LA GUINÉE S’APPUIE SUR SON EXPÉRIENCE POUR UNE GESTION OPTIMALE DES URGENCES SANITAIRES
La Guinée a été confrontée à de multiples urgences sanitaires dont la plus mémorable a été l’épidémie de la maladie à virus Ebola de 2014-2016
La Guinée a été confrontée à de multiples urgences sanitaires dont la plus mémorable a été l’épidémie de la maladie à virus Ébola de 2014-2016. Le pays qui s’était battu contre cette épidémie s’en est sorti avec une solide expérience non seulement dans la gestion des épidémies mais aussi en matière de préparation, de réponse et de suivi-évaluation.

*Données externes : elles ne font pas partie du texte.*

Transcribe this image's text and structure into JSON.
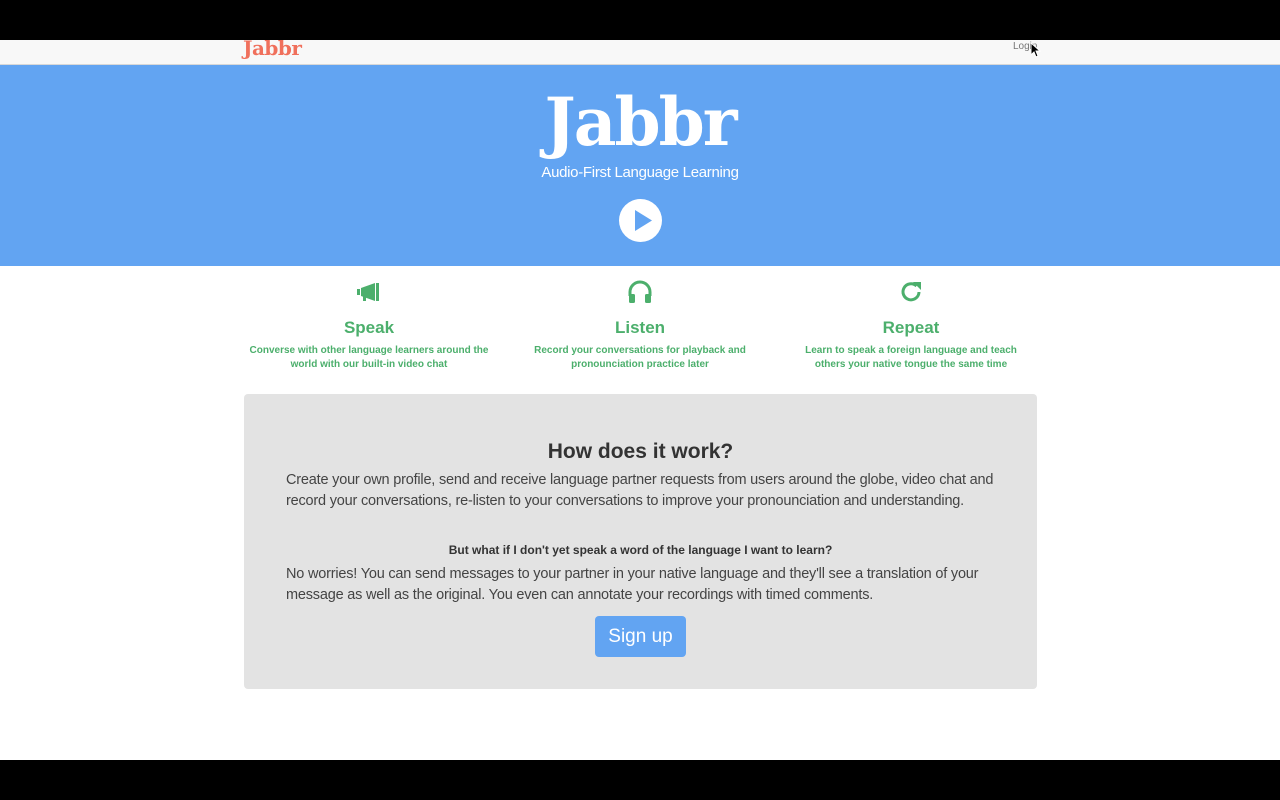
{
  "nav": {
    "brand": "Jabbr",
    "login_label": "Login"
  },
  "hero": {
    "title": "Jabbr",
    "subtitle": "Audio-First Language Learning",
    "play_icon": "play-circle-icon"
  },
  "features": [
    {
      "icon": "megaphone-icon",
      "title": "Speak",
      "text": "Converse with other language learners around the world with our built-in video chat"
    },
    {
      "icon": "headphones-icon",
      "title": "Listen",
      "text": "Record your conversations for playback and pronounciation practice later"
    },
    {
      "icon": "refresh-icon",
      "title": "Repeat",
      "text": "Learn to speak a foreign language and teach others your native tongue the same time"
    }
  ],
  "how": {
    "title": "How does it work?",
    "body": "Create your own profile, send and receive language partner requests from users around the globe, video chat and record your conversations, re-listen to your conversations to improve your pronounciation and understanding.",
    "question": "But what if I don't yet speak a word of the language I want to learn?",
    "answer": "No worries! You can send messages to your partner in your native language and they'll see a translation of your message as well as the original. You even can annotate your recordings with timed comments.",
    "signup_label": "Sign up"
  },
  "colors": {
    "hero_bg": "#62a4f2",
    "brand": "#f0705c",
    "feature_green": "#4caf6c",
    "box_bg": "#e3e3e3"
  }
}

C’est ainsi que l’Agence nationale de sécurité sanitaire (ANSS) a été mise en place, le 4 juillet 2016 à la suite de la réapparition de la maladie à virus Ébola en Guinée et dans la Sous-région ouest africaine. Depuis sa mise en place, l’ANSS a géré avec efficacité des épidémies multiples et simultanées, notamment la fièvre jaune, la rougeole, la COVID-19, Ébola, Lassa et Marburg, respectivement, en 2019, 2020, 2021 et 2022.
Le cadre de préparation et de réponse aux urgences de santé publique implique tous les secteurs et diverses disciplines. Son efficacité est le résultat de la compétence de ses ressources humaines et de l’accompagnement des partenaires dont l’Organisation mondiale de la Santé (OMS).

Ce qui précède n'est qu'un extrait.